I do have a bit of advice for you…remember that the kids are going through something right now also.  They have to say goodbye too.  They also have to endure a separation, not just you.  No matter how hard it is for you, don’t forget to give them their moment to express themselves.  It’s easier to push them away, however, in the next few weeks you are going to have to do better at giving them comfort.  Your a badass, I know it but no more leaving them out in the cold emotionally.

You can’t stop now…17 years is a long time.  Your almost at the finish line.  Don’t be sad, you won’t be gone for long.  You can get through this, you once loved the life of a Sailor, enjoy it while you can because once 20 gets here you will look back and wonder where the time went so fast.

As always, I love you…
Sailor, Wife, Mom
Me

Countdown to the Ship Part Two

In three days, I’m reporting to my new ship and I have to tell you my nerves are on edge. Every night this week, I’ve made that late night trek to the snack closet trying to eat away the anxiety that I’m feeling.

I thought I would have a few weeks before I got underway but that’s not the case. I keep thinking about my son over and over again because I know this is going to be his very first look at what mommy does. For him, it’s his indoctrination to being a part of a Navy family. I wonder how he will feel. Will he be sad? Will he misbehave? Will he cry a lot? Or will he just adjust like everyone tells me he will?

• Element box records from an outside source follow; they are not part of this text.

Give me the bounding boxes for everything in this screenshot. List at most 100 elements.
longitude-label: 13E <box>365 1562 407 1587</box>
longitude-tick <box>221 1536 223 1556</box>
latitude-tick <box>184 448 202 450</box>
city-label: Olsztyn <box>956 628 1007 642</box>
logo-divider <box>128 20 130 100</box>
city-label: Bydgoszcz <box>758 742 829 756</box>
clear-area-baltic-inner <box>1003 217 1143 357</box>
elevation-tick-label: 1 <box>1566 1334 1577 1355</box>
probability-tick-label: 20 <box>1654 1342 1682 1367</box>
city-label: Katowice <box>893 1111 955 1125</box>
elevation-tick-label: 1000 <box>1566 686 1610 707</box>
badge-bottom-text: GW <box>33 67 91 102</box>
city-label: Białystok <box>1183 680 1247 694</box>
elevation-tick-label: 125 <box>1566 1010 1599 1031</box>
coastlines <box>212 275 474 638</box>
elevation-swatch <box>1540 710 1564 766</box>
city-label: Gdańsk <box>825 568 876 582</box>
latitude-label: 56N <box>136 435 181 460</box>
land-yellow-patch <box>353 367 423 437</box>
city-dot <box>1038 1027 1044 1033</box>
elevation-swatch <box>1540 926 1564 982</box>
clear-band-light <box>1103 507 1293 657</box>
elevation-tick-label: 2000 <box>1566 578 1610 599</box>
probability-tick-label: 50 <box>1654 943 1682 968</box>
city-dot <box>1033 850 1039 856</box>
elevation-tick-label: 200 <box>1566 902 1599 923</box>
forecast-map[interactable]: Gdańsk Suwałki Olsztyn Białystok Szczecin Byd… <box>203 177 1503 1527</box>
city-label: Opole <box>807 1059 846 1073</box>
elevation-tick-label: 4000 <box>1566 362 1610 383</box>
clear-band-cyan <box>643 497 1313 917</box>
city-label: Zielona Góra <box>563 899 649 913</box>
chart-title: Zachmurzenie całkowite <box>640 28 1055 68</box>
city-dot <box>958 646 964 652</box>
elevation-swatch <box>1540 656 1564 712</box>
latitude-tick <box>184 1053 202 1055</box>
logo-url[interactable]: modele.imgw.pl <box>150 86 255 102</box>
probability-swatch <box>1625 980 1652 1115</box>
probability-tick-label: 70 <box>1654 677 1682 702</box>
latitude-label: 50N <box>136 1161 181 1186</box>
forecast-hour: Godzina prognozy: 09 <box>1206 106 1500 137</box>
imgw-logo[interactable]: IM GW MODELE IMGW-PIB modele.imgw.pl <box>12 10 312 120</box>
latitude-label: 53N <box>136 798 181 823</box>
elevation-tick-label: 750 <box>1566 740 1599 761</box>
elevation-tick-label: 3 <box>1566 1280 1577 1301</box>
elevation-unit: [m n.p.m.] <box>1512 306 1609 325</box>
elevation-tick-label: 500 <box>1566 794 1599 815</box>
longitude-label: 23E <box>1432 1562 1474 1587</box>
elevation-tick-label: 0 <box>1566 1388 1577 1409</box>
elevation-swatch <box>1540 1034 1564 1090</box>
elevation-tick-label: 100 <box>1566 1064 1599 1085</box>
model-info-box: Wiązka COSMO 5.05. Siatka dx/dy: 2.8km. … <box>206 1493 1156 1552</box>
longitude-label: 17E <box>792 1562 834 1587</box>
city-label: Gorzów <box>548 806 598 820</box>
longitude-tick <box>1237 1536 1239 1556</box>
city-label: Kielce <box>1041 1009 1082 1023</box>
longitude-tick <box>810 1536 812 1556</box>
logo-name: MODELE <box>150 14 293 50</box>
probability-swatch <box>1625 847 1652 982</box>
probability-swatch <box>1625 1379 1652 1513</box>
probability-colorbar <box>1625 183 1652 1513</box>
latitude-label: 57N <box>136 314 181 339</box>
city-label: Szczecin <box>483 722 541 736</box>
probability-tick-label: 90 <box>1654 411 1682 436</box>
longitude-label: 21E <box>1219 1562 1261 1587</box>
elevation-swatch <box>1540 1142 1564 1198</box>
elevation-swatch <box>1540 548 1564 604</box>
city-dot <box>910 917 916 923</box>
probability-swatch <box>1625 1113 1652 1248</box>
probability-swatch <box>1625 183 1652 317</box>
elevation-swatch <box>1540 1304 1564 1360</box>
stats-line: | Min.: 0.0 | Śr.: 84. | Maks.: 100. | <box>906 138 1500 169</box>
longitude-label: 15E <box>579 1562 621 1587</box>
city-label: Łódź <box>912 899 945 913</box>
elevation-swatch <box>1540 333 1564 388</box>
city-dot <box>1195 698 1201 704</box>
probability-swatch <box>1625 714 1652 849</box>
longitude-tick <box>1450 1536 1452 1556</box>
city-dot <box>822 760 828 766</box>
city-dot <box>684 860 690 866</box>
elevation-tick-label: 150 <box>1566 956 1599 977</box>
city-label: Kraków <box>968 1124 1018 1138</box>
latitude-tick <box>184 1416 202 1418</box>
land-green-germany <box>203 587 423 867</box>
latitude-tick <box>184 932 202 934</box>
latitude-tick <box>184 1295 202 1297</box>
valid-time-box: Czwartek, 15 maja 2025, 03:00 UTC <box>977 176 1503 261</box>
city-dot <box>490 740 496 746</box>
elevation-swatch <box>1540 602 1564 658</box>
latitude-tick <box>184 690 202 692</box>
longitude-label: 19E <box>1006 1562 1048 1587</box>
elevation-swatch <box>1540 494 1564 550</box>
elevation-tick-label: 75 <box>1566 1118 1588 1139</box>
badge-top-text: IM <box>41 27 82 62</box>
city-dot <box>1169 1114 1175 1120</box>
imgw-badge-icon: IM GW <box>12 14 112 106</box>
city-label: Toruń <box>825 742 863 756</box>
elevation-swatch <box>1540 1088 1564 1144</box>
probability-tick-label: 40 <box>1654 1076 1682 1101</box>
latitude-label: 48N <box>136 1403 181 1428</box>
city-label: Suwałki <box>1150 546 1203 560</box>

Better yet, how will I do? Will I hold it all together? Will my hard shell still fit or will it not fit because I have been penetrated by these little people for too long?

I should be used to this by now, I mean I’ve been at this now for 17 years. The last 4 1/2 years have ruined me. Somewhere in between these years I’ve discovered motherhood. I’ve learned that I do have feelings. The mask came off probably around the first year of being on shore duty.

I’m so overcome with emotions. More to come.